The Boone and Crockett Quantitative Wildlife Center (BCQWC) and the Quantitative Fisheries Center (QFC) at Michigan State University (MSU) partnered to organize and sponsor a special topic symposium at the recent Midwest Fish and Wildlife Conference in Grand Rapids, MI. Bryan Stevens (BCQWC), Dr. Renee Riley (QFC), and Dr. David Williams (BCQWC) organized the symposium, which drew more than 100 attendees. One of the ways we accomplish the mission of the BCQWC is by bringing together experts in quantitative methods within a forum that promotes the use and application of those methods for conservation. The Midwest FW Conference was an especially appropriate venue as it brought together many current and future conservation leaders: regional agency personnel, faculty, and students.
A highlight of the symposium was our keynote speaker, Dr. Ken Newman from the United States Fish and Wildlife Service. Dr. Newman is a world-renowned expert in the development and use of state-space models for fish and wildlife management applications. Special thanks to the Quantitative Fisheries Center and the Boone and Crockett Quantitative Wildlife Center for funding Dr. Newman’s participation in this symposium.

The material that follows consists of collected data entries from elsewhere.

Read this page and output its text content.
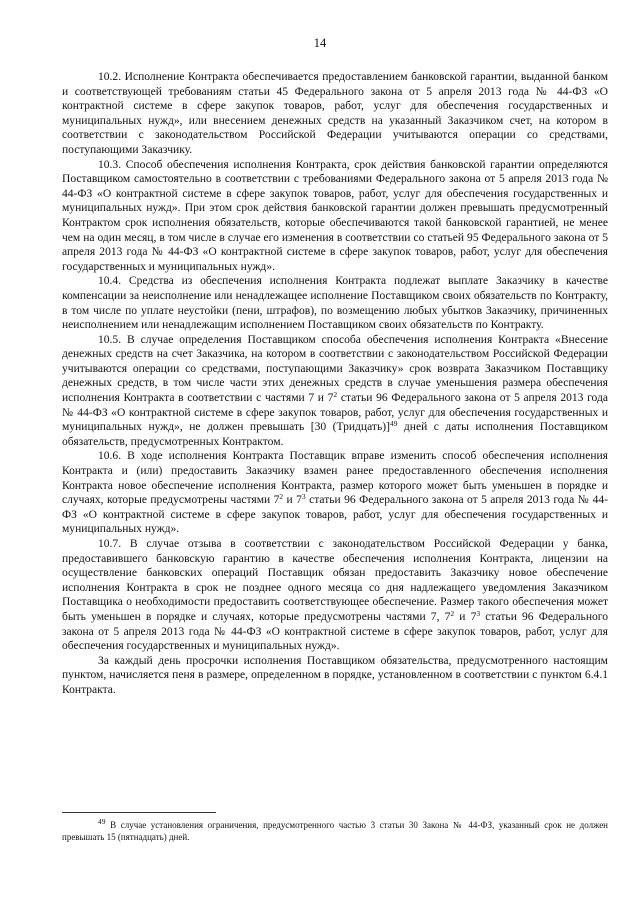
14

10.2. Исполнение Контракта обеспечивается предоставлением банковской гарантии, выданной банком и соответствующей требованиям статьи 45 Федерального закона от 5 апреля 2013 года № 44-ФЗ «О контрактной системе в сфере закупок товаров, работ, услуг для обеспечения государственных и муниципальных нужд», или внесением денежных средств на указанный Заказчиком счет, на котором в соответствии с законодательством Российской Федерации учитываются операции со средствами, поступающими Заказчику.

10.3. Способ обеспечения исполнения Контракта, срок действия банковской гарантии определяются Поставщиком самостоятельно в соответствии с требованиями Федерального закона от 5 апреля 2013 года № 44-ФЗ «О контрактной системе в сфере закупок товаров, работ, услуг для обеспечения государственных и муниципальных нужд». При этом срок действия банковской гарантии должен превышать предусмотренный Контрактом срок исполнения обязательств, которые обеспечиваются такой банковской гарантией, не менее чем на один месяц, в том числе в случае его изменения в соответствии со статьей 95 Федерального закона от 5 апреля 2013 года № 44-ФЗ «О контрактной системе в сфере закупок товаров, работ, услуг для обеспечения государственных и муниципальных нужд».

10.4. Средства из обеспечения исполнения Контракта подлежат выплате Заказчику в качестве компенсации за неисполнение или ненадлежащее исполнение Поставщиком своих обязательств по Контракту, в том числе по уплате неустойки (пени, штрафов), по возмещению любых убытков Заказчику, причиненных неисполнением или ненадлежащим исполнением Поставщиком своих обязательств по Контракту.

10.5. В случае определения Поставщиком способа обеспечения исполнения Контракта «Внесение денежных средств на счет Заказчика, на котором в соответствии с законодательством Российской Федерации учитываются операции со средствами, поступающими Заказчику» срок возврата Заказчиком Поставщику денежных средств, в том числе части этих денежных средств в случае уменьшения размера обеспечения исполнения Контракта в соответствии с частями 7 и $7^2$ статьи 96 Федерального закона от 5 апреля 2013 года № 44-ФЗ «О контрактной системе в сфере закупок товаров, работ, услуг для обеспечения государственных и муниципальных нужд», не должен превышать [30 (Тридцать)]$^{49}$ дней с даты исполнения Поставщиком обязательств, предусмотренных Контрактом.

10.6. В ходе исполнения Контракта Поставщик вправе изменить способ обеспечения исполнения Контракта и (или) предоставить Заказчику взамен ранее предоставленного обеспечения исполнения Контракта новое обеспечение исполнения Контракта, размер которого может быть уменьшен в порядке и случаях, которые предусмотрены частями $7^2$ и $7^3$ статьи 96 Федерального закона от 5 апреля 2013 года № 44-ФЗ «О контрактной системе в сфере закупок товаров, работ, услуг для обеспечения государственных и муниципальных нужд».

10.7. В случае отзыва в соответствии с законодательством Российской Федерации у банка, предоставившего банковскую гарантию в качестве обеспечения исполнения Контракта, лицензии на осуществление банковских операций Поставщик обязан предоставить Заказчику новое обеспечение исполнения Контракта в срок не позднее одного месяца со дня надлежащего уведомления Заказчиком Поставщика о необходимости предоставить соответствующее обеспечение. Размер такого обеспечения может быть уменьшен в порядке и случаях, которые предусмотрены частями 7, $7^2$ и $7^3$ статьи 96 Федерального закона от 5 апреля 2013 года № 44-ФЗ «О контрактной системе в сфере закупок товаров, работ, услуг для обеспечения государственных и муниципальных нужд».

За каждый день просрочки исполнения Поставщиком обязательства, предусмотренного настоящим пунктом, начисляется пеня в размере, определенном в порядке, установленном в соответствии с пунктом 6.4.1 Контракта.

$^{49}$ В случае установления ограничения, предусмотренного частью 3 статьи 30 Закона № 44-ФЗ, указанный срок не должен превышать 15 (пятнадцать) дней.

State-space models represent a synthetic framework for statistical applications in fisheries and wildlife that link dynamic models of ecological systems with observation models for describing sampling processes. Such models are a special class of hierarchical model where data are time-series observations, and partially observed population states are dependent through time in a Markovian fashion. As such, state-space frameworks facilitate a more formal merging of hypotheses and models from theoretical and empirical ecology, as well as direct fitting of dynamic ecological models to real data from fish and wildlife populations. Despite the conceptual advantages of these tools they have not received widespread adoption into graduate curriculum and professional training courses, and thus many researchers and students are not familiar with the framework and its potential use in applied research. Our objectives were to: 1) provide a general introduction to state-space models and their applications for fish and wildlife scientists, 2) describe case studies using state-space methods to model fish and wildlife populations, and 3) summarize existing barriers and likely future directions for learning and implementing state-space approaches in applied fisheries and wildlife research. This symposium began with a formal keynote talk to introduce the topic and conceptual framework, followed by multiple example applications using state-space methods to model fish and wildlife population dynamics, and concluded with a panel discussion of future directions and barriers to implementation of state-space methods in applied fisheries and wildlife research.